Recently I picked up a couple of new options. I can remember as a child visiting my great-grandmother and playing with marble runs. So when I found some cheap I grabbed them. The kids have identified this as another favorite choice and they have built some elaborate creations.

On that same trip to SF my girls and I played with foam blocks at two different museums. I loved them. On a rare trip to Toys R Us a few weeks later (a treat after surviving flu shots) I found a large container of these blocks. The kids seem to love them as much as I do.
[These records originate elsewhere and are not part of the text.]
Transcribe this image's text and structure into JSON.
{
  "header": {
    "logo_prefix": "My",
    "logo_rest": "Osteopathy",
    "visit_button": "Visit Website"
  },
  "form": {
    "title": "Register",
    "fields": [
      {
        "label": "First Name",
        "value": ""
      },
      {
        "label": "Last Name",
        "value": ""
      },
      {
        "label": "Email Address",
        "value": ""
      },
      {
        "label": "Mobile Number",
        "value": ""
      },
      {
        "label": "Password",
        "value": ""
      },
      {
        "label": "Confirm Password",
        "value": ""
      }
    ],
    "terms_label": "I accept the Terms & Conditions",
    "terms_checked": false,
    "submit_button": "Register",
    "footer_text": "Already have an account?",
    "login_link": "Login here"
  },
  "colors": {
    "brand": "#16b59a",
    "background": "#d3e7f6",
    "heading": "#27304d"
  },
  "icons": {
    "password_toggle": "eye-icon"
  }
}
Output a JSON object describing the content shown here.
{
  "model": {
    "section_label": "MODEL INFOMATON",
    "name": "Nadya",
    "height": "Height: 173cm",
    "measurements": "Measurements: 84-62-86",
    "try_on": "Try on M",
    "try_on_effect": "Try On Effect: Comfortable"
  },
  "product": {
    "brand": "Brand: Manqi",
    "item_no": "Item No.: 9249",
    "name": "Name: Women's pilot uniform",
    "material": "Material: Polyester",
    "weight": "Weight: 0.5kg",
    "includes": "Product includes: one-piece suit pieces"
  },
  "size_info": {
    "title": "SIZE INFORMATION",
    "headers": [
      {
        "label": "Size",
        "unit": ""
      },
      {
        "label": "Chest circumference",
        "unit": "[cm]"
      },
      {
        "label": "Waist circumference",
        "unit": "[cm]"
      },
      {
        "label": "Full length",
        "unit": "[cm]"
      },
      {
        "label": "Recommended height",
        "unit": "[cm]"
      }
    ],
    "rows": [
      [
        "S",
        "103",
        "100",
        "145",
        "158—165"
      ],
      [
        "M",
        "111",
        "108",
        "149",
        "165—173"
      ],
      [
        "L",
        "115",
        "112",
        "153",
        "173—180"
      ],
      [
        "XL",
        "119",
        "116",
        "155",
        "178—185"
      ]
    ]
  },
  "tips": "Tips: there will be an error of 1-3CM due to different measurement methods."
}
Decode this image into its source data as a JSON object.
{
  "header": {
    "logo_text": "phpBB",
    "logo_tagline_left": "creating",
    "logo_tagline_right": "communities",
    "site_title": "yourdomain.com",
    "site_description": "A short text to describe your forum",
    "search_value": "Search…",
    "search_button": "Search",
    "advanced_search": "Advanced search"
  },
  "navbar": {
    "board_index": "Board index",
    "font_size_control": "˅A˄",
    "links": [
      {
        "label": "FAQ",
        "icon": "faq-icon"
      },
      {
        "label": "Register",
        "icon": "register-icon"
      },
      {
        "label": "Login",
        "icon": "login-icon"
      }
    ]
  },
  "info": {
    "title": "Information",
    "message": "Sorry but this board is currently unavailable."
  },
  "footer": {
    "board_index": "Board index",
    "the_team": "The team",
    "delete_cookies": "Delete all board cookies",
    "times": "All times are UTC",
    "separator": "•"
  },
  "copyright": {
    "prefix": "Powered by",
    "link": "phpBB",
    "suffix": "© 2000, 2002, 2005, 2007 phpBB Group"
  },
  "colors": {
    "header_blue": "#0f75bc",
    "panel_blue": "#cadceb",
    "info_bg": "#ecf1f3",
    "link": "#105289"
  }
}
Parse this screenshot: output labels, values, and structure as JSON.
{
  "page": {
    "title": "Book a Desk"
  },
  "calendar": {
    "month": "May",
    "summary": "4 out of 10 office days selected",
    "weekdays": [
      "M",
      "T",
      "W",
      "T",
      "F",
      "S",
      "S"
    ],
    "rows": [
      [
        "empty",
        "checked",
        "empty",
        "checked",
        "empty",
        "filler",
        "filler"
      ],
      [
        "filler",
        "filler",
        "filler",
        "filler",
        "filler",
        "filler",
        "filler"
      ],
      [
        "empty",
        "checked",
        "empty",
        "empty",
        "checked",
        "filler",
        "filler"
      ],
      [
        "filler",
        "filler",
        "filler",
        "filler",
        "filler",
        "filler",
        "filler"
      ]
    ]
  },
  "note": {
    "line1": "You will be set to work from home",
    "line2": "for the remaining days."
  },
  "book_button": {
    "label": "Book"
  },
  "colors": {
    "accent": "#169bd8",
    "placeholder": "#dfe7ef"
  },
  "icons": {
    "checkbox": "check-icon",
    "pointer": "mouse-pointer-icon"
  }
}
I've also offered them stations using puppets and one using dominoes. I'm still trying to think of other challenging choices. I need ideas that are reasonably priced and not too large. I'm open to any thoughts!

6 comments:

Tricia said...

These aren't the most inexpensive choices, but they won't break the bank either.

1. I use a marble building set for exploration. This works with the science SOL on motion and is great for problem solving.
Marble Runaround

2. We LOVE the game Qwirkle. It's great for patterns and matching sets.
Qwirkle

3. The card game Set is also great for thinking.
Set Card Game

I'll keep thinking about this one. I hope these help!

Unlimited said...

My two favorite school free choice activities: Stitching (yarn & burlap with wide child needles), and beading...

jan said...

How about an art center? You can stock it with markers, crayons, glue, etc. and "junk" like paper towel rolls,ribbon,and scrap construction paper. Once you start lots of things will end up there. It's as open-ended as you can get. I teach kindergarten in an all day program and am always struggling to find time for the children to have free choice and play like I know they should.

Bonnie said...

What about play dough? When I worked in first grade my students loved the play dough station. I made homemade dough in a variety of colors and provided an assortment of plastic "tools" for cutting, shaping, rolling, molding. Fun for budding artists and chefs and some even made letters and numbers out of the dough!

Also, pattern blocks...

The Bus Driver said...

ooblek....

cornstarch and water.. real simple.. feels solid when you press on it but when you hold it in your hand it becomes liquid like. *** can be messy and goopy, but easy cleanup***


Dress-up station.....

Second hand store some costumes and clothes and other items.. combine it with an occupations lesson... ie fireman. policeman. etc...



Texture boxes.....

Boxes containing different textures... sand, rocks, shells, etc, guess the item based on the texture and feel



Smell boxes....
cinnamon, peppermint, etc, guess the smell.



***** i'd suggest a taste thing but that kinda borders on the weird side... my sister's teacher had her class do tasting stuff.. and my mom didnt think it was a very good idea as it could have been anything - but another idea if you send home a note getting permission to get them to taste certain items... ie: something salty, something sweet, something bitter etc.****

You can explore the senses this way and allow for them to explore their senses on their own.

Kirchy said...

Playing cards? They can play some of the games they know from home like Fish, and you can introduce some math games, like addition war (pick up 2 cards, add them. The person with the higher sum gets the cards.)